Selon le dispositif en vigueur, oui : directement, ou via un logiciel de facturation raccordé à une PDP. Le portail public ne joue pas le rôle de guichet gratuit complet d’émission et de réception.
Mon logiciel actuel suffira-t-il ?
Seulement s’il est (ou devient) raccordé à une PDP immatriculée. Posez la question à votre éditeur et demandez le nom de la PDP ainsi que son calendrier de conformité.
Puis-je changer de plateforme plus tard ?
Oui, à condition d’avoir vérifié la réversibilité avant de signer : vous devez pouvoir exporter vos données (clients, factures, archives) dans un format exploitable.
Combien de temps pour la mise en place ?
Pour une TPE, de quelques heures à une petite journée de configuration, réparties sur deux à trois semaines de tests avant la bascule en production.
Dois-je prévenir mes clients et fournisseurs ?
Oui, c’est recommandé : indiquez votre plateforme et récupérez la leur.

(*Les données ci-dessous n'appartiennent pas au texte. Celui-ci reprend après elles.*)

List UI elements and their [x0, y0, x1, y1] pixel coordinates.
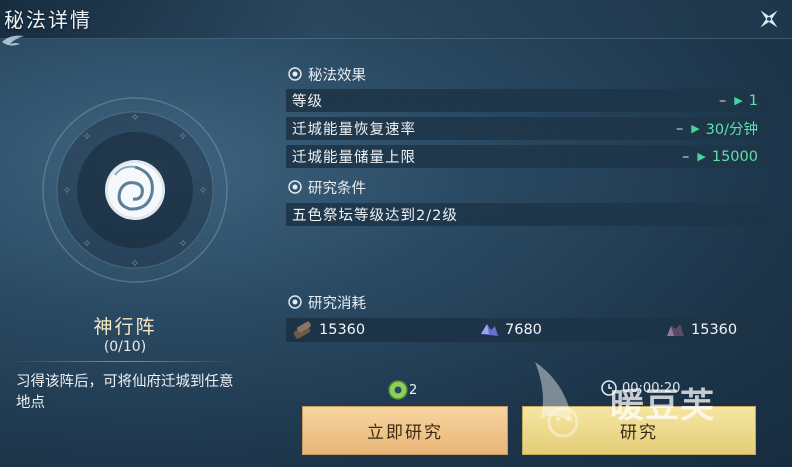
instant-cost-value: 2 — [409, 382, 418, 398]
arrow-right-icon: ▶ — [691, 122, 700, 135]
svg-text:✧: ✧ — [82, 130, 91, 143]
skill-level: (0/10) — [103, 339, 147, 355]
condition-label: 五色祭坛等级达到2/2级 — [292, 208, 458, 224]
effect-label: 迁城能量储量上限 — [292, 150, 416, 166]
conditions-heading-text: 研究条件 — [308, 180, 366, 197]
effect-to: 15000 — [711, 148, 758, 165]
svg-text:✧: ✧ — [178, 237, 187, 250]
wing-ornament-icon — [2, 35, 24, 46]
crystal-resource-icon — [481, 324, 498, 336]
wood-resource-icon — [293, 321, 311, 339]
effect-row: 迁城能量储量上限 – ▶ 15000 — [286, 145, 766, 168]
ore-resource-icon — [667, 324, 684, 336]
spiral-bullet-icon — [288, 295, 302, 309]
skill-name: 神行阵 — [93, 316, 157, 338]
effect-to: 30/分钟 — [705, 122, 758, 138]
effect-from: – — [675, 120, 684, 137]
arrow-right-icon: ▶ — [734, 94, 743, 107]
effects-heading-text: 秘法效果 — [308, 67, 366, 84]
spiral-bullet-icon — [288, 67, 302, 81]
divider — [8, 361, 236, 362]
effect-label: 等级 — [292, 94, 323, 110]
skill-description: 习得该阵后，可将仙府迁城到任意地点 — [16, 374, 234, 411]
effect-to: 1 — [748, 92, 758, 109]
effects-heading: 秘法效果 — [288, 64, 366, 84]
cost-value: 15360 — [319, 322, 366, 338]
svg-text:✧: ✧ — [82, 237, 91, 250]
effect-row: 等级 – ▶ 1 — [286, 89, 766, 112]
skill-wheel: ✧ ✧ ✧ ✧ ✧ ✧ ✧ ✧ — [42, 97, 228, 283]
instant-research-button[interactable]: 立即研究 — [302, 406, 508, 455]
svg-text:✧: ✧ — [198, 184, 207, 197]
jade-coin-icon — [388, 380, 408, 400]
instant-cost: 2 — [387, 379, 417, 401]
costs-heading: 研究消耗 — [288, 292, 366, 312]
svg-text:✧: ✧ — [62, 184, 71, 197]
cost-value: 15360 — [691, 322, 738, 338]
svg-text:✧: ✧ — [130, 257, 139, 270]
cost-item: 15360 — [292, 318, 365, 342]
svg-text:✧: ✧ — [178, 130, 187, 143]
arrow-right-icon: ▶ — [697, 150, 706, 163]
effect-from: – — [719, 92, 727, 109]
watermark-text: 暖豆芙 — [610, 386, 715, 426]
effect-label: 迁城能量恢复速率 — [292, 122, 416, 138]
conditions-heading: 研究条件 — [288, 177, 366, 197]
cost-item: 15360 — [664, 318, 737, 342]
window-title: 秘法详情 — [4, 8, 92, 32]
effect-from: – — [682, 148, 690, 165]
title-bar: 秘法详情 — [0, 0, 792, 39]
svg-text:✧: ✧ — [130, 111, 139, 124]
condition-row: 五色祭坛等级达到2/2级 — [286, 203, 766, 226]
close-icon[interactable] — [754, 4, 784, 34]
vortex-icon — [105, 160, 165, 220]
cost-value: 7680 — [505, 322, 542, 338]
cost-item: 7680 — [478, 318, 542, 342]
effect-row: 迁城能量恢复速率 – ▶ 30/分钟 — [286, 117, 766, 140]
cost-row: 15360 7680 15360 — [286, 318, 766, 342]
costs-heading-text: 研究消耗 — [308, 295, 366, 312]
spiral-bullet-icon — [288, 180, 302, 194]
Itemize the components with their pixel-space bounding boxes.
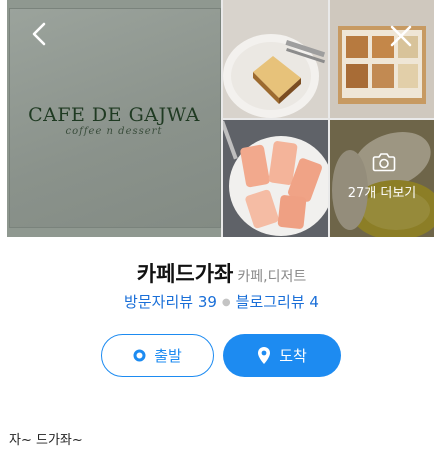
- more-photos-label: 27개 더보기: [347, 186, 417, 201]
- camera-icon: [372, 153, 396, 172]
- arrive-button-label: 도착: [279, 347, 307, 365]
- cake-illustration: [223, 0, 328, 118]
- cafe-logo-subtext: coffee n dessert: [65, 126, 163, 137]
- more-photos-tile[interactable]: 27개 더보기: [330, 120, 434, 237]
- arrive-button[interactable]: 도착: [223, 334, 341, 377]
- location-pin-icon: [258, 347, 271, 364]
- place-name: 카페드가좌: [136, 262, 234, 286]
- review-links: 방문자리뷰 39 ● 블로그리뷰 4: [0, 291, 443, 312]
- back-arrow-icon[interactable]: [28, 22, 52, 46]
- separator-dot: ●: [221, 297, 231, 308]
- more-photos-overlay: [330, 120, 434, 237]
- blog-review-link[interactable]: 블로그리뷰 4: [236, 293, 319, 311]
- origin-circle-icon: [133, 349, 146, 362]
- close-icon[interactable]: [389, 24, 413, 48]
- photo-gallery: CAFE DE GAJWA coffee n dessert 27개 더보기: [7, 0, 434, 237]
- start-button[interactable]: 출발: [101, 334, 214, 377]
- cafe-logo-text: CAFE DE GAJWA: [28, 104, 200, 126]
- post-caption: 자~ 드가좌~: [9, 433, 83, 448]
- visitor-review-link[interactable]: 방문자리뷰 39: [124, 293, 217, 311]
- start-button-label: 출발: [154, 347, 182, 365]
- place-header: 카페드가좌 카페,디저트: [0, 258, 443, 288]
- fruit-illustration: [223, 120, 328, 237]
- dessert-box-photo[interactable]: [330, 0, 434, 118]
- cake-photo[interactable]: [223, 0, 328, 118]
- place-category: 카페,디저트: [237, 269, 307, 285]
- fruit-photo[interactable]: [223, 120, 328, 237]
- dessert-box-illustration: [330, 0, 434, 118]
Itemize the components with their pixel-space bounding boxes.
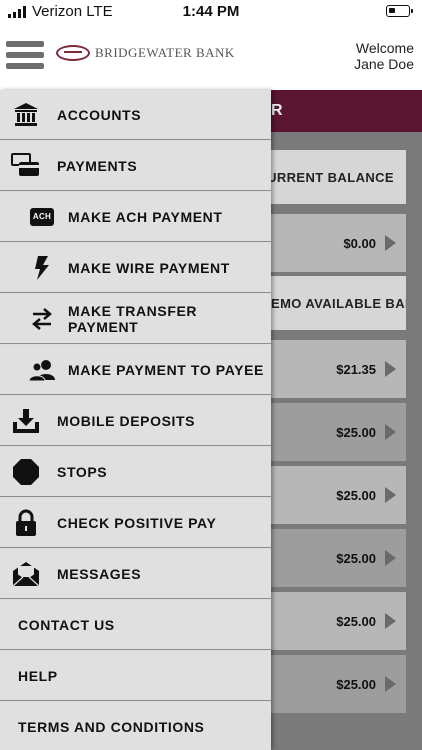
welcome-line: Welcome xyxy=(355,40,414,56)
balance-value: $25.00 xyxy=(336,550,376,566)
menu-item-help[interactable]: HELP xyxy=(0,651,271,701)
menu-label: MAKE ACH PAYMENT xyxy=(68,208,223,225)
battery-icon xyxy=(386,5,413,17)
chevron-right-icon xyxy=(385,676,396,692)
balance-row[interactable]: $25.00 xyxy=(271,529,406,587)
balance-value: $25.00 xyxy=(336,424,376,440)
ach-badge: ACH xyxy=(30,207,54,226)
menu-item-accounts[interactable]: ACCOUNTS xyxy=(0,90,271,140)
menu-label: MOBILE DEPOSITS xyxy=(57,412,196,429)
bank-logo-mark-icon xyxy=(56,45,90,61)
chevron-right-icon xyxy=(385,613,396,629)
download-tray-icon xyxy=(11,406,41,436)
lock-icon xyxy=(11,508,41,538)
user-name: Jane Doe xyxy=(354,56,414,72)
chevron-right-icon xyxy=(385,235,396,251)
balance-value: $21.35 xyxy=(336,361,376,377)
balance-value: $0.00 xyxy=(343,235,376,251)
lightning-icon xyxy=(27,253,57,283)
status-bar: Verizon LTE 1:44 PM xyxy=(0,0,422,24)
chevron-right-icon xyxy=(385,550,396,566)
app-header: BRIDGEWATER BANK Welcome Jane Doe xyxy=(0,24,422,90)
menu-label: TERMS AND CONDITIONS xyxy=(18,718,205,735)
balance-row[interactable]: $25.00 xyxy=(271,655,406,713)
menu-item-make-transfer-payment[interactable]: MAKE TRANSFER PAYMENT xyxy=(0,294,271,344)
balance-value: $25.00 xyxy=(336,613,376,629)
menu-item-stops[interactable]: STOPS xyxy=(0,447,271,497)
menu-label: HELP xyxy=(18,667,58,684)
menu-label: CHECK POSITIVE PAY xyxy=(57,514,217,531)
navigation-drawer: ACCOUNTS PAYMENTS ACH MAKE ACH PAYMENT M… xyxy=(0,90,271,750)
bank-icon xyxy=(11,100,41,130)
balance-row[interactable]: $0.00 xyxy=(271,214,406,272)
menu-item-make-payment-to-payee[interactable]: MAKE PAYMENT TO PAYEE xyxy=(0,345,271,395)
chevron-right-icon xyxy=(385,487,396,503)
ach-icon: ACH xyxy=(27,202,57,232)
menu-label: MAKE WIRE PAYMENT xyxy=(68,259,230,276)
menu-label: MESSAGES xyxy=(57,565,142,582)
menu-label: STOPS xyxy=(57,463,108,480)
balance-row[interactable]: $21.35 xyxy=(271,340,406,398)
menu-item-payments[interactable]: PAYMENTS xyxy=(0,141,271,191)
menu-item-mobile-deposits[interactable]: MOBILE DEPOSITS xyxy=(0,396,271,446)
status-time: 1:44 PM xyxy=(182,3,240,20)
bank-name: BRIDGEWATER BANK xyxy=(95,45,235,60)
menu-item-make-wire-payment[interactable]: MAKE WIRE PAYMENT xyxy=(0,243,271,293)
menu-item-make-ach-payment[interactable]: ACH MAKE ACH PAYMENT xyxy=(0,192,271,242)
memo-available-balance-header: EMO AVAILABLE BALA... xyxy=(271,276,406,330)
balance-row[interactable]: $25.00 xyxy=(271,466,406,524)
bank-logo: BRIDGEWATER BANK xyxy=(56,45,235,61)
balance-value: $25.00 xyxy=(336,487,376,503)
hamburger-menu-icon[interactable] xyxy=(6,41,44,69)
people-icon xyxy=(27,355,57,385)
stop-octagon-icon xyxy=(11,457,41,487)
balance-value: $25.00 xyxy=(336,676,376,692)
payments-icon xyxy=(11,151,41,181)
current-balance-header: CURRENT BALANCE xyxy=(271,150,406,204)
balance-row[interactable]: $25.00 xyxy=(271,592,406,650)
chevron-right-icon xyxy=(385,361,396,377)
menu-label: MAKE PAYMENT TO PAYEE xyxy=(68,361,264,378)
menu-label: ACCOUNTS xyxy=(57,106,142,123)
menu-item-terms-and-conditions[interactable]: TERMS AND CONDITIONS xyxy=(0,702,271,750)
accounts-title-fragment: R xyxy=(271,102,283,119)
chevron-right-icon xyxy=(385,424,396,440)
transfer-arrows-icon xyxy=(27,304,57,334)
envelope-icon xyxy=(11,559,41,589)
menu-item-contact-us[interactable]: CONTACT US xyxy=(0,600,271,650)
menu-label: MAKE TRANSFER PAYMENT xyxy=(68,302,198,335)
menu-item-check-positive-pay[interactable]: CHECK POSITIVE PAY xyxy=(0,498,271,548)
welcome-message: Welcome Jane Doe xyxy=(354,40,414,72)
menu-item-messages[interactable]: MESSAGES xyxy=(0,549,271,599)
menu-label: CONTACT US xyxy=(18,616,115,633)
balance-row[interactable]: $25.00 xyxy=(271,403,406,461)
menu-label: PAYMENTS xyxy=(57,157,138,174)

L’annuaire facilite l’adressage, mais un mot en amont évite les frictions le jour de la bascule.
Et si je vends surtout à des particuliers ?
Vérifiez impérativement que la solution automatise l’e-reporting B2C (données et encaissements), en plus de la réception de vos factures fournisseurs.
Le moins cher est-il le bon choix ?
Rarement. Le prix compte, mais après la conformité (PDP), l’intégration comptable et la prévisibilité tarifaire. Un prix d’appel bas assorti d’une facturation au volume peut coûter plus cher au final.